Se trata, a grandes rasgos, de un planteamiento de rango constitucional (por ello se tramita como acto legislativo) que busca plantear una base normativa, unos presupuestos mínimos, para que, posteriormente y si se da el caso, pueda haber una discusión entre el Estado y los miembros de grupos al margen de la ley. Es un camino.
Apoyamos, pues, que se trate de una iniciativa constitucional, porque sólo desde allí pueden sentarse verdaderas y aplicables bases de justicia transicional para un país que lleva décadas inmerso en un conflicto armado que parece no tener fin. Se le han hecho duras críticas que van de un lado al otro: porque contempla suspensiones de la acción penal contra los delincuentes, porque sus criterios para la misma son muy amplios o porque, como dicen los alarmistas, terminarían en el Congreso los cabecillas de las Farc, o miembros del grupo que hayan cometido graves faltas contra el derecho internacional de los derechos humanos.

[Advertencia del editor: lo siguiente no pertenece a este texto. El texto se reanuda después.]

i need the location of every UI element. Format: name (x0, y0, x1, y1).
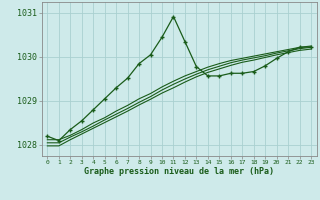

Para poder debatir sobre este punto hace falta brindarle a la discusión un marco conceptual claro. La justicia transicional, la que ha tenido éxito en el mundo y a lo largo de los años, no se caracteriza por imponer penas y cárcel a todos aquellos que decidan participar en ella. Por un elemento de practicidad, por un lado, ya que se supone que es una negociación al margen de las normas penales existentes, que se da dentro de un contexto político definido y que pretende ser aspecto puntual de un diálogo entre dos partes que en algo tienen que ceder. Y por un elemento de efectividad, por el otro: poniendo como ejemplo a la guerrilla de las Farc, se levantarían cientos de miles de procesos que la justicia simplemente no podría abordar. Ya con los procesos de Justicia y Paz se vive algo similar, que no quisiéramos repetir.
Con un sistema judicial débil como el de Colombia es muy difícil hacer efectivo el cumplimiento de la totalidad de las penas para todos los guerrilleros. Es casi risible, y sería irreal que así fuera presentado. Por eso es de aplaudir que la propuesta sea un proceso de priorización de los delitos para su correspondiente juzgamiento. Empezando, obviamente, por los más graves. Se levanta ahí, a juicio de los expertos, una disyuntiva jurídica entre dos valores: el deber del cumplimiento de las penas o la paz. El primero no se puede hacer realidad de una forma efectiva, pero sí podría sacrificarse en torno a un valor del Estado que es la paz.
No es esto un llamado a la impunidad: para eso deben existir comisiones de verdad y de reparación (pasos fundamentales para llegar a la paz). Pero no es realista pensar en llenar las cárceles de guerrilleros condenados en procesos judiciales.
Para ello es fundamental la priorización. Si ésta se hace de una manera correcta es imposible en la práctica que un cabecilla de las Farc quede habilitado para hacer política, eso sin mencionar que es improbable, además, a nivel de legitimidad electoral. Hace falta, sí, más claridad en los criterios de priorización y de penas. El defecto del marco es ese.
Los defensores de la iniciativa dicen que esto se hará más claro en la ley estatutaria que regule el tema con posterioridad. Pero el marco para la paz, como lo dijimos, es un camino. Y el camino debe estar bien definido, sin ambigüedades, para que así lo sepa no sólo la ciudadanía, sino también la guerrilla, el posible interlocutor. El Gobierno ha dicho que incorporará cambios de acuerdo con las críticas: esperamos que sea cierto y que se haga pronto. Con todo el debate de rigor que esto amerita.